Nella mattinata odierna, nell’ambito di attività d’indagine coordinata dalla Procura della Repubblica di Benevento, personale della Polizia della Città Metropolitana di Napoli, coadiuvato per ulteriori accertamenti da compiere da funzionari di ARPAC Napoli,  ha dato esecuzione ad un decreto di sequestro preventivo, emesso dal GIP presso il Tribunale di Benevento su richiesta della Procura, avente ad oggetto gli impianti e l’area in cui opera una società che si occupa di lavorazione di inerti di cava nonché di frantumazione e vaglio di rifiuti provenienti da demolizioni e scavi, con sede legale e operativa in Limatola, a ridosso del fiume Volturno.

L’attività investigativa finora svolta -consistita in numerosi di servizi di OCP (anche con l’ausilio dei VV.FF. del Comando Provinciale di Benevento), attività di ispezione, acquisizione documentale ed accertamenti tecnici ripetibili e irripetibili, questi ultimi con il fondamentale contributo di personale in servizio presso l’ARPAC Napoli- ha consentito di acquisire elementi di prova per ritenere allo stato sussistente, nei confronti di tre persone che a vario titolo si occupano della gestione della suddetta impresa, il fumus commissi delicti del reato di inquinamento ambientale: in particolare, i sopralluoghi effettuati e le analisi chimiche sui campioni dei sedimenti prelevati a ridosso degli impianti dell’impresa hanno permesso di appurare che in maniera perdurante e abusiva -in specie in assenza delle previste autorizzazioni allo scarico di reflui industriali ovvero operando in difformità dall’AUA ottenuta, nonché violando le prescrizioni normative previste dalla normativa nazionale vigente in materia- vengono sversate nel corpo idrico del fiume Volturno e sull’adiacente suolo ingenti quantitativi di reflui industriali provenienti dal dilavamento dei materiali e dei rifiuti conferiti nell’area di messa in riserva e nell’area di lavorazione, lavaggio e abbattimento inerti, nonché di rifiuti speciali non pericolosi derivanti dal ciclo produttivo della predetta impresa contenenti sostanze inquinanti (idrocarburi e metalli pesanti), provocando in tal modo un deterioramento oggettivo e misurabile dei sedimenti fluviali-sponda sinistra del fiume Volturno, così come risultato da tre campioni di terreno prelevati in zone diverse ma a ridosso del fiume e degli impianti della società, in cui sono presenti idrocarburi pesanti con un valore superiore a quello di soglia.

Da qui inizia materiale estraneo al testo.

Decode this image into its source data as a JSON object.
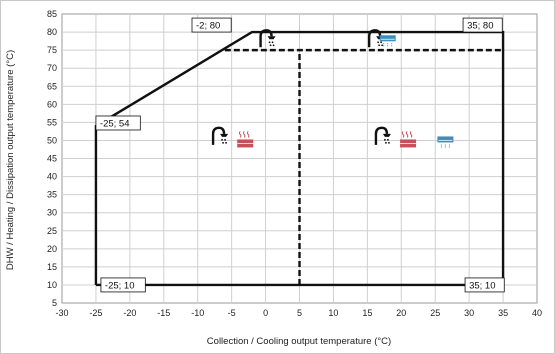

Le medesime analisi chimiche, effettuate su campioni prelevati in aree non situate nelle adiacenze degli impianti oggetto di sequestro, hanno invece evidenziato valori nella norma.

Il GIP presso il Tribunale di Benevento, accogliendo la richiesta, ha nominato un amministratore giudiziario.

L’attività di indagine, ancora in corso, proseguirà con i necessari approfondimenti tecnici, di natura chimica, biologica e idraulica, al fine di individuare l’eventuale deterioramento dell’ecosistema o la compromissione della matrice suolo su altre aree adiacenti al fiume Volturno.